Using Climate and Water Models to Examine Future Water Availability and Biodiversity in California and the Great Basin
As the predicted impacts of climate change are becoming more apparent, natural resource managers are faced with the task of developing climate adaptation plans. These managers need state-of-the-art, scientifically based information upon which to base these management plans and decisions consistently across California and the Great Basin. This project applies historical, current, and projected climate data to a regional water model to examine water availability, biodiversity, and conservation. Analysis of this climate and hydrology data is expected to help managers understand areas in the region and landscape where the effects of climate change are expected to be the most profound. The study also addresses how the environment is likely to change and how certain the scientific community is about these changes. Collaboration among managers, scientists, conservation organizations, and others is expected to guide the utility, understandability, relevance, and accessibility of the findings from this project.
- Adapting California's Ecosystems to a Changing Climate (attached below)
- Significant efforts are underway to translate improved understanding of how climate change is altering ecosystems into practical actions for sustaining ecosystem functions and benefits. We explore this transition in California, where adaptation and mitigation are advancing relatively rapidly, through four case studies that span large spatial domains and encompass diverse ecological systems, institutions, ownerships, and policies. The case studies demonstrate the context specificity of societal efforts to adapt ecosystems to climate change and involve applications of diverse scientific tools (e.g., scenario analyses, downscaled climate projections, ecological and connectivity models) tailored to specific planning and management situations (alternative energy siting, wetland management, rangeland management, open space planning). They illustrate how existing institutional and policy frameworks provide numerous opportunities to advance adaptation related to ecosystems and suggest that progress is likely to be greatest when scientific knowledge is integrated into collective planning and when supportive policies and financing enable action.
- The impact of climate change uncertainty on California's vegetation and adaptation management (attached below)
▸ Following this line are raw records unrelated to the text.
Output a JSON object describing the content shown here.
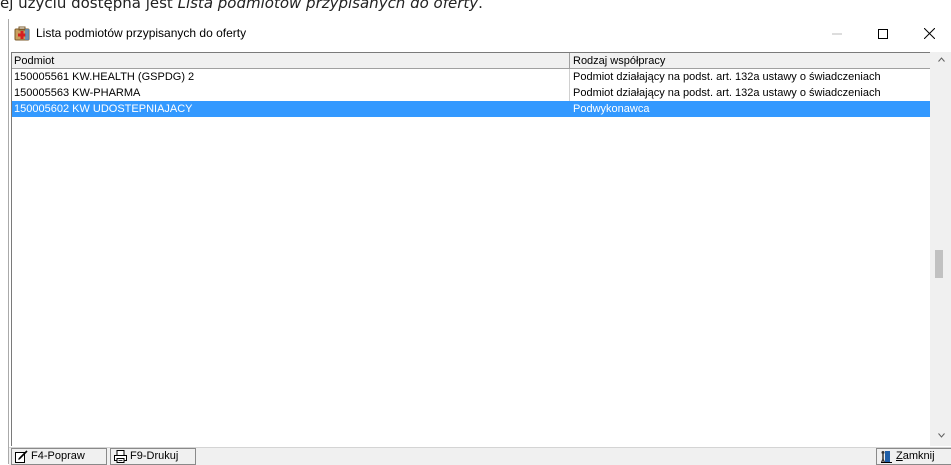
{
  "document": {
    "prefix": "ej użyciu dostępna jest ",
    "italic": "Lista podmiotów przypisanych do oferty",
    "suffix": "."
  },
  "window": {
    "title": "Lista podmiotów przypisanych do oferty"
  },
  "table": {
    "columns": [
      "Podmiot",
      "Rodzaj współpracy"
    ],
    "rows": [
      {
        "podmiot": "150005561 KW.HEALTH (GSPDG) 2",
        "rodzaj": "Podmiot działający na podst. art. 132a ustawy o świadczeniach",
        "selected": false
      },
      {
        "podmiot": "150005563 KW-PHARMA",
        "rodzaj": "Podmiot działający na podst. art. 132a ustawy o świadczeniach",
        "selected": false
      },
      {
        "podmiot": "150005602 KW UDOSTEPNIAJACY",
        "rodzaj": "Podwykonawca",
        "selected": true
      }
    ]
  },
  "footer": {
    "edit_label": "F4-Popraw",
    "print_label": "F9-Drukuj",
    "close_label_first": "Z",
    "close_label_rest": "amknij"
  },
  "colors": {
    "selection": "#3399ff",
    "header_bg": "#f0f0f0"
  }
}
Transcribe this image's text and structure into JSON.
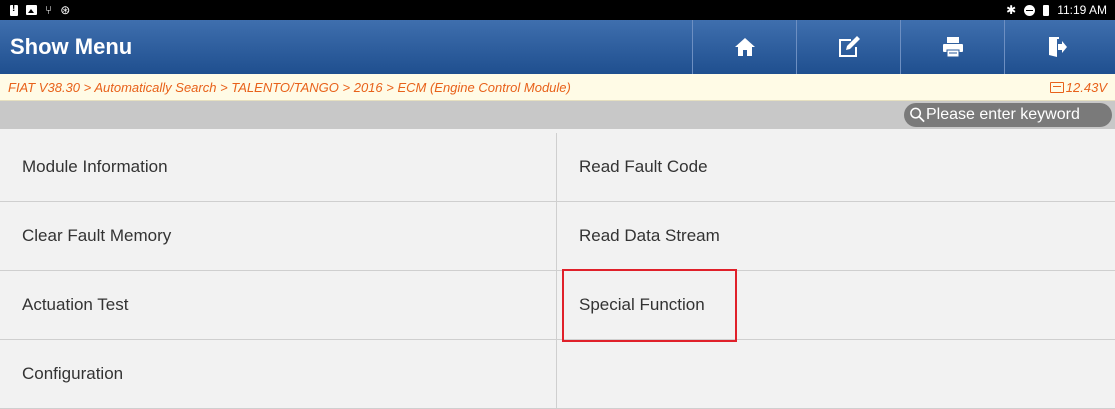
{
  "status_bar": {
    "time": "11:19 AM"
  },
  "header": {
    "title": "Show Menu",
    "buttons": [
      {
        "name": "home-button",
        "icon": "home-icon"
      },
      {
        "name": "edit-button",
        "icon": "edit-icon"
      },
      {
        "name": "print-button",
        "icon": "print-icon"
      },
      {
        "name": "exit-button",
        "icon": "exit-icon"
      }
    ]
  },
  "breadcrumb": {
    "path": "FIAT V38.30 > Automatically Search > TALENTO/TANGO > 2016 > ECM (Engine Control Module)",
    "voltage": "12.43V"
  },
  "search": {
    "placeholder": "Please enter keyword"
  },
  "menu": {
    "items": [
      "Module Information",
      "Read Fault Code",
      "Clear Fault Memory",
      "Read Data Stream",
      "Actuation Test",
      "Special Function",
      "Configuration",
      ""
    ]
  },
  "colors": {
    "header": "#2a5a9a",
    "breadcrumb_text": "#e8611a",
    "highlight": "#e0202a"
  }
}
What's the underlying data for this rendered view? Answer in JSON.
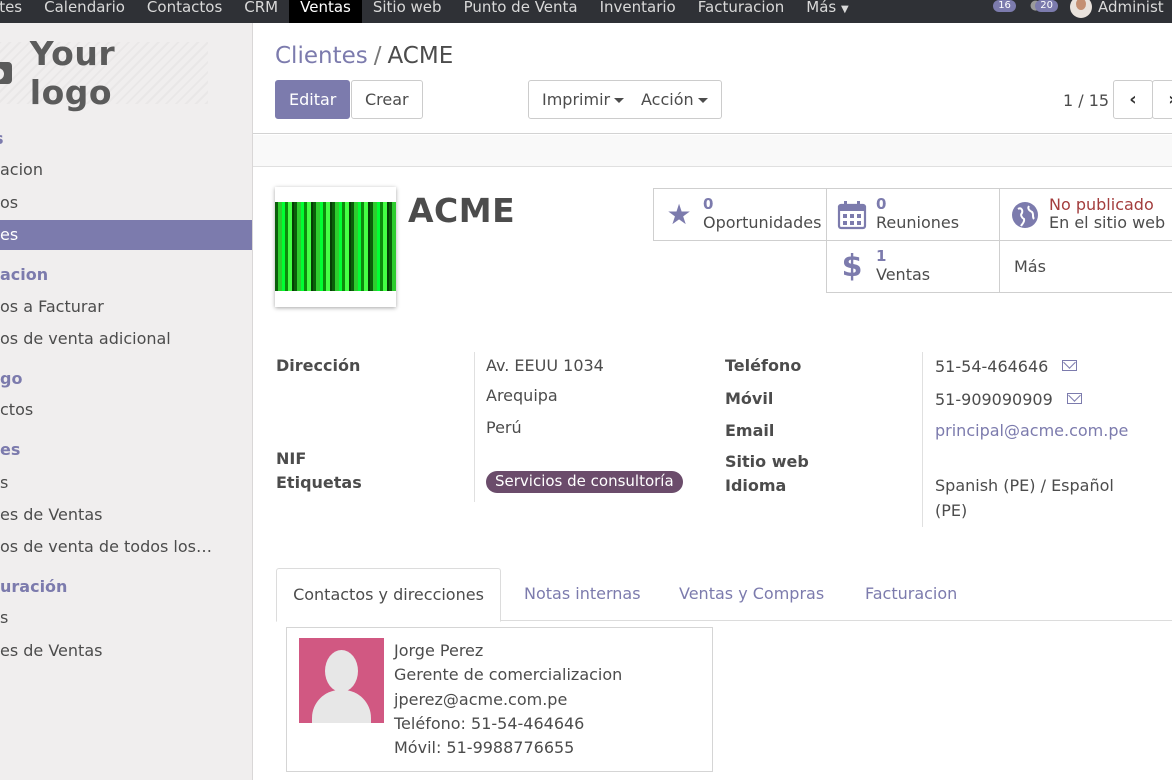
{
  "topbar": {
    "menu": [
      {
        "label": "ates",
        "active": false
      },
      {
        "label": "Calendario",
        "active": false
      },
      {
        "label": "Contactos",
        "active": false
      },
      {
        "label": "CRM",
        "active": false
      },
      {
        "label": "Ventas",
        "active": true
      },
      {
        "label": "Sitio web",
        "active": false
      },
      {
        "label": "Punto de Venta",
        "active": false
      },
      {
        "label": "Inventario",
        "active": false
      },
      {
        "label": "Facturacion",
        "active": false
      }
    ],
    "more_label": "Más",
    "notifications_count": "16",
    "messages_count": "20",
    "user_name": "Administ"
  },
  "sidebar": {
    "logo_text": "Your logo",
    "items": [
      {
        "type": "head",
        "label": "s"
      },
      {
        "type": "item",
        "label": "acion"
      },
      {
        "type": "item",
        "label": "os"
      },
      {
        "type": "item",
        "label": "es",
        "active": true
      },
      {
        "type": "head",
        "label": "acion"
      },
      {
        "type": "item",
        "label": "os a Facturar"
      },
      {
        "type": "item",
        "label": "os de venta adicional"
      },
      {
        "type": "head",
        "label": "go"
      },
      {
        "type": "item",
        "label": "ctos"
      },
      {
        "type": "head",
        "label": "es"
      },
      {
        "type": "item",
        "label": "s"
      },
      {
        "type": "item",
        "label": "es de Ventas"
      },
      {
        "type": "item",
        "label": "os de venta de todos los…"
      },
      {
        "type": "head",
        "label": "uración"
      },
      {
        "type": "item",
        "label": "s"
      },
      {
        "type": "item",
        "label": "es de Ventas"
      }
    ]
  },
  "control_panel": {
    "breadcrumb_parent": "Clientes",
    "breadcrumb_sep": "/",
    "breadcrumb_current": "ACME",
    "edit_label": "Editar",
    "create_label": "Crear",
    "print_label": "Imprimir",
    "action_label": "Acción",
    "pager": "1 / 15"
  },
  "partner": {
    "name": "ACME",
    "stats": {
      "opportunities": {
        "num": "0",
        "label": "Oportunidades"
      },
      "meetings": {
        "num": "0",
        "label": "Reuniones"
      },
      "website": {
        "status": "No publicado",
        "label": "En el sitio web"
      },
      "sales": {
        "num": "1",
        "label": "Ventas"
      },
      "more": "Más"
    },
    "labels": {
      "address": "Dirección",
      "nif": "NIF",
      "tags": "Etiquetas",
      "phone": "Teléfono",
      "mobile": "Móvil",
      "email": "Email",
      "website": "Sitio web",
      "language": "Idioma"
    },
    "address_lines": [
      "Av. EEUU 1034",
      "Arequipa",
      "Perú"
    ],
    "tag": "Servicios de consultoría",
    "phone": "51-54-464646",
    "mobile": "51-909090909",
    "email": "principal@acme.com.pe",
    "language_line1": "Spanish (PE) / Español",
    "language_line2": "(PE)"
  },
  "tabs": [
    {
      "label": "Contactos y direcciones",
      "active": true
    },
    {
      "label": "Notas internas",
      "active": false
    },
    {
      "label": "Ventas y Compras",
      "active": false
    },
    {
      "label": "Facturacion",
      "active": false
    }
  ],
  "contact": {
    "name": "Jorge Perez",
    "title": "Gerente de comercializacion",
    "email": "jperez@acme.com.pe",
    "phone": "Teléfono: 51-54-464646",
    "mobile": "Móvil: 51-9988776655"
  },
  "colors": {
    "accent": "#7c7bad",
    "navbar": "#2f3136",
    "tag": "#6b4c6b",
    "unpublished": "#a33d3d"
  }
}
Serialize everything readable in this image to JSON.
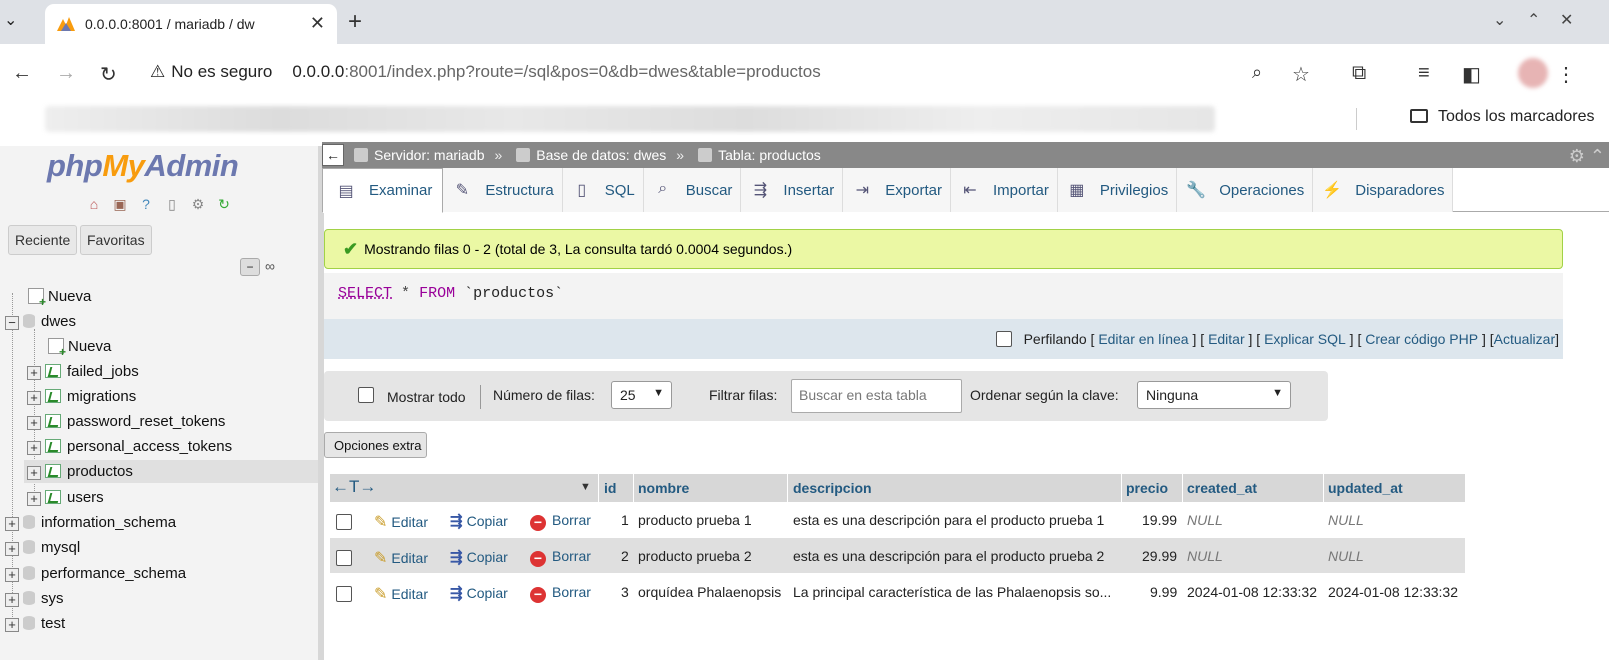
{
  "browser": {
    "tab_title": "0.0.0.0:8001 / mariadb / dw",
    "insecure_label": "No es seguro",
    "url_host": "0.0.0.0",
    "url_rest": ":8001/index.php?route=/sql&pos=0&db=dwes&table=productos",
    "all_bookmarks": "Todos los marcadores"
  },
  "nav": {
    "logo_php": "php",
    "logo_my": "My",
    "logo_admin": "Admin",
    "recent": "Reciente",
    "favorites": "Favoritas",
    "tree": {
      "new_top": "Nueva",
      "dwes": "dwes",
      "new_db": "Nueva",
      "tables": [
        "failed_jobs",
        "migrations",
        "password_reset_tokens",
        "personal_access_tokens",
        "productos",
        "users"
      ],
      "dbs": [
        "information_schema",
        "mysql",
        "performance_schema",
        "sys",
        "test"
      ]
    }
  },
  "breadcrumb": {
    "server": "Servidor: mariadb",
    "database": "Base de datos: dwes",
    "table": "Tabla: productos",
    "sep": "»"
  },
  "tabs": [
    "Examinar",
    "Estructura",
    "SQL",
    "Buscar",
    "Insertar",
    "Exportar",
    "Importar",
    "Privilegios",
    "Operaciones",
    "Disparadores"
  ],
  "success_message": "Mostrando filas 0 - 2 (total de 3, La consulta tardó 0.0004 segundos.)",
  "sql": {
    "select": "SELECT",
    "star": "*",
    "from": "FROM",
    "table": "`productos`"
  },
  "sqlbar": {
    "profiling": "Perfilando",
    "links": [
      "Editar en línea",
      "Editar",
      "Explicar SQL",
      "Crear código PHP",
      "Actualizar"
    ]
  },
  "filter": {
    "show_all": "Mostrar todo",
    "num_rows_label": "Número de filas:",
    "num_rows_value": "25",
    "filter_label": "Filtrar filas:",
    "search_placeholder": "Buscar en esta tabla",
    "sort_label": "Ordenar según la clave:",
    "sort_value": "Ninguna"
  },
  "extra_options": "Opciones extra",
  "table": {
    "columns": [
      "id",
      "nombre",
      "descripcion",
      "precio",
      "created_at",
      "updated_at"
    ],
    "actions": {
      "edit": "Editar",
      "copy": "Copiar",
      "delete": "Borrar"
    },
    "rows": [
      {
        "id": "1",
        "nombre": "producto prueba 1",
        "descripcion": "esta es una descripción para el producto prueba 1",
        "precio": "19.99",
        "created_at": "NULL",
        "updated_at": "NULL"
      },
      {
        "id": "2",
        "nombre": "producto prueba 2",
        "descripcion": "esta es una descripción para el producto prueba 2",
        "precio": "29.99",
        "created_at": "NULL",
        "updated_at": "NULL"
      },
      {
        "id": "3",
        "nombre": "orquídea Phalaenopsis",
        "descripcion": "La principal característica de las Phalaenopsis so...",
        "precio": "9.99",
        "created_at": "2024-01-08 12:33:32",
        "updated_at": "2024-01-08 12:33:32"
      }
    ]
  },
  "colors": {
    "link": "#235a81",
    "success_bg": "#ebf8a4",
    "crumb_bg": "#888888"
  }
}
- The impacts of different emission levels and climate change conditions to landscape-scale natural vegetation could have large repercussions for ecosystem services and environmental health. We forecast the risk-reduction benefits to natural landscapes of lowering business-as-usual greenhouse gas emissions by comparing the extent and spatial patterns of climate exposure to dominant vegetation under current emissions trajectories (Representative Concentration Pathway, RCP8.5) and envisioned Paris Accord target emissions (RCP4.5). This comparison allows us to assess the ecosystem value of reaching targets to keep global temperature warming under 2°C. Using 350,719 km2 of natural lands in California, USA, and the mapped extents of 30 vegetation types, we identify each type's current bioclimatic envelope by the frequency with which it occupies current climate conditions. We then map the trajectory of each pixel's climate under the four climate futures to quantify areas expected to fall within, become marginal to (outside a 95% probability contour), or move beyond their current climate conditions by the end of the 21st century. In California, these four future climates represent temperature increases of 1.9–4.5°C and a −24.8 to +22.9% change in annual precipitation by 2100. From 158,481 to 196,493 km2 (45–56%) of California's natural vegetation is predicted to become highly climatically stressed under current emission levels (RCP8.5) under the drier and wetter global climate models, respectively. Vegetation in three California ecoregions critical to human welfare, southwestern CA, the Great Valley, and the Sierra Nevada Mountains, becomes >50% impacted, including 68% of the lands around Los Angeles and San Diego. However, reducing emissions to RCP4.5 levels reduces statewide climate exposure risk by 86,382–99,726 km2. These projections are conservative baseline estimates because they do not account for amplified drought-related mortality, fires, and beetle outbreaks that have been observed during the current five-year drought. However, these results point to the landscape benefits of emission reductions.